Fashion retailer beat market expectations for second consecutive quarter.
Next (NXT) shrugs off retail gloom with 12% jump in online sales
- Shares react with an 8% rise is early trading.
- Retailer raises full year profit guidance from £715mn to £725mn.
- While shares trade at highest point for 12 months, we maintain our ‘hold’ recommendation.
Established high street fashion retailer Next had some good news for the market this morning as it reported better than expected sales and raised its full-year guidance for both profits and sales. Full price sales in the period increased by 4% compared to expectations of just 0.5%. Online sales rose by a decent 12% which helped to offset the 4.2% drop in sales at its physical stores. The company warned that an exceptional performance in July was not likely to be repeated but still raised its full year profit guidance from £715mn to £725mn and full-year sales growth from 1.7% to 2.6%.

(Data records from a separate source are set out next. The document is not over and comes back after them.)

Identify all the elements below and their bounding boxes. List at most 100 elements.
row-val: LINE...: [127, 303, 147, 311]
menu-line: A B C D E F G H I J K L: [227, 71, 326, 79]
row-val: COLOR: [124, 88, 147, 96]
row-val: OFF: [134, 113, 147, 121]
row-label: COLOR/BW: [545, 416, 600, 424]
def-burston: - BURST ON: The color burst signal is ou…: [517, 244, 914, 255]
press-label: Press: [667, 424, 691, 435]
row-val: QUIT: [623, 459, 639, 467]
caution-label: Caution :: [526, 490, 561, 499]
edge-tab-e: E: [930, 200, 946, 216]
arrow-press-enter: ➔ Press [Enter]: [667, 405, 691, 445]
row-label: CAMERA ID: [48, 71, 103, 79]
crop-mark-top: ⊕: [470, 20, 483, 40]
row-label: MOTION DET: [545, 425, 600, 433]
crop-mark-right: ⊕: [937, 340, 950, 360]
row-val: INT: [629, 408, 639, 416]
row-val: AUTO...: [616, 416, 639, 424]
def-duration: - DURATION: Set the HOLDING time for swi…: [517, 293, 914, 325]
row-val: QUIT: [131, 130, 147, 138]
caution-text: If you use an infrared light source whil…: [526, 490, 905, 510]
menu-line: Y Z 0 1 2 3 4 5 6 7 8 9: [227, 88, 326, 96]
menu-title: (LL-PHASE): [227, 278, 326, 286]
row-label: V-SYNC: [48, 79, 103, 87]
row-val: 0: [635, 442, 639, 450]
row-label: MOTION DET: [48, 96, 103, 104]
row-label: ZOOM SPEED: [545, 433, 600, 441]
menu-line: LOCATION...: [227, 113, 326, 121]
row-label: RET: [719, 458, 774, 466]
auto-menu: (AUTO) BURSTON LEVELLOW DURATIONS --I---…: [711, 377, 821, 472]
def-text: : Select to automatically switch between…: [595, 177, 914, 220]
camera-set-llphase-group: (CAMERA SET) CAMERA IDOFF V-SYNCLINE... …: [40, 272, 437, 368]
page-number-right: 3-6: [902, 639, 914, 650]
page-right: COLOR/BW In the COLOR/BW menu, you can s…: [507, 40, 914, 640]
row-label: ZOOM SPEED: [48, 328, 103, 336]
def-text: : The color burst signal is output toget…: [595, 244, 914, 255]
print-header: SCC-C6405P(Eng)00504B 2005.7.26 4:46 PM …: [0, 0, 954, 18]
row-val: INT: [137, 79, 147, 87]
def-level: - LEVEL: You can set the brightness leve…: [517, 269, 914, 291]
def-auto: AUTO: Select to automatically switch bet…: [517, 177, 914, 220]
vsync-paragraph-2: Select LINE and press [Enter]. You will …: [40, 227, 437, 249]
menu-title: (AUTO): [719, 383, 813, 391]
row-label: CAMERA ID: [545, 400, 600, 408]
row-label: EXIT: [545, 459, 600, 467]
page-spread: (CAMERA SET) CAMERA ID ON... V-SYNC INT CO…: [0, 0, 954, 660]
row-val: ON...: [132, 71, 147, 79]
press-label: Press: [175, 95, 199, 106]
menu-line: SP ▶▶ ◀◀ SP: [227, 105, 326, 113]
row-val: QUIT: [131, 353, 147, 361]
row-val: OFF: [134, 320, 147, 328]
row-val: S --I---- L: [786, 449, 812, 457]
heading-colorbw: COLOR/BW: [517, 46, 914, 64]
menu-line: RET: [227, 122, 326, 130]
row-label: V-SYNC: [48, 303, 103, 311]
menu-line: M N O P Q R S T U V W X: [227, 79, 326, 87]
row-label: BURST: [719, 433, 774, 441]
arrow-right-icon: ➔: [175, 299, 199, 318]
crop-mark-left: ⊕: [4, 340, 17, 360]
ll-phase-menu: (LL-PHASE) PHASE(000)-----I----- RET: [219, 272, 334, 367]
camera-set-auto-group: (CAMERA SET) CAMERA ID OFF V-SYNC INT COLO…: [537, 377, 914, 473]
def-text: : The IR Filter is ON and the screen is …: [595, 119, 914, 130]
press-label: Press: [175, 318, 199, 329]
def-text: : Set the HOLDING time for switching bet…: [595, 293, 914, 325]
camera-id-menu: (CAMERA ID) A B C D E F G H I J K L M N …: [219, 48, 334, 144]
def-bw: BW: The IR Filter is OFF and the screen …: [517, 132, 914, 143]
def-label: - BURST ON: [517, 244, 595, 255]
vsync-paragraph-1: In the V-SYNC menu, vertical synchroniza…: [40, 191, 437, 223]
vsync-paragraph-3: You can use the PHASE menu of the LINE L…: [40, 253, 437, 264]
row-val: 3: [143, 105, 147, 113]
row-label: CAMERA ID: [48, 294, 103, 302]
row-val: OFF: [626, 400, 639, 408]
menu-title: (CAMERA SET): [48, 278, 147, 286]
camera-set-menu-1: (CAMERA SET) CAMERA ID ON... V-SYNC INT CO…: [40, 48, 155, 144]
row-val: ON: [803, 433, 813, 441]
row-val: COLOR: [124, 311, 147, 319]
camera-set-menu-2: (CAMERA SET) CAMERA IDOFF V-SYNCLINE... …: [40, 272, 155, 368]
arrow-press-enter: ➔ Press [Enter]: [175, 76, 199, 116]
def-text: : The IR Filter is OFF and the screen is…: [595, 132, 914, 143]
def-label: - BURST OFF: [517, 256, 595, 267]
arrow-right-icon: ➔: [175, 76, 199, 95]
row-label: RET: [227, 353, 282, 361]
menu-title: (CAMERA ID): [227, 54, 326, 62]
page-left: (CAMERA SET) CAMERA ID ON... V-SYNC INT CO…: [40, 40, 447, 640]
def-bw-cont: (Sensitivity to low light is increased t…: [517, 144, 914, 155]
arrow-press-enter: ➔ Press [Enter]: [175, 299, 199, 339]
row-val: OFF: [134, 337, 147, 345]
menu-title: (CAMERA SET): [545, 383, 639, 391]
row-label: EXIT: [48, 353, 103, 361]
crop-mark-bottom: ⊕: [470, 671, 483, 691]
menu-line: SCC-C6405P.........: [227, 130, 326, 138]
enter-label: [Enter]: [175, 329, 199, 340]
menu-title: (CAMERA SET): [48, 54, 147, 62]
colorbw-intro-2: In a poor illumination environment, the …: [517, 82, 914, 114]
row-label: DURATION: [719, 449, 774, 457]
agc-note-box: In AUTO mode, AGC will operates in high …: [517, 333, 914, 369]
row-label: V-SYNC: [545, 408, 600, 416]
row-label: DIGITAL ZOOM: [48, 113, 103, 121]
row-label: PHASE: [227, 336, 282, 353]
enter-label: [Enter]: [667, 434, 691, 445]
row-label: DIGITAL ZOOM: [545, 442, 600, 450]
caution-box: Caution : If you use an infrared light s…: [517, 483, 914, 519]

These are strong figures from Next, the second consecutive quarter in which they’ve beaten expectations, so it was not surprising to see the shares respond in early trading with an 8% rise. Although they were boosted to some extent by the end of season sale they do indicate trading has improved for the company and defy some recent poor retail sales data.
Our View on Next - Hold
The shares are trading at their highest point for a year but we retain our ‘hold’ recommendation thanks to its strong online sales and good management.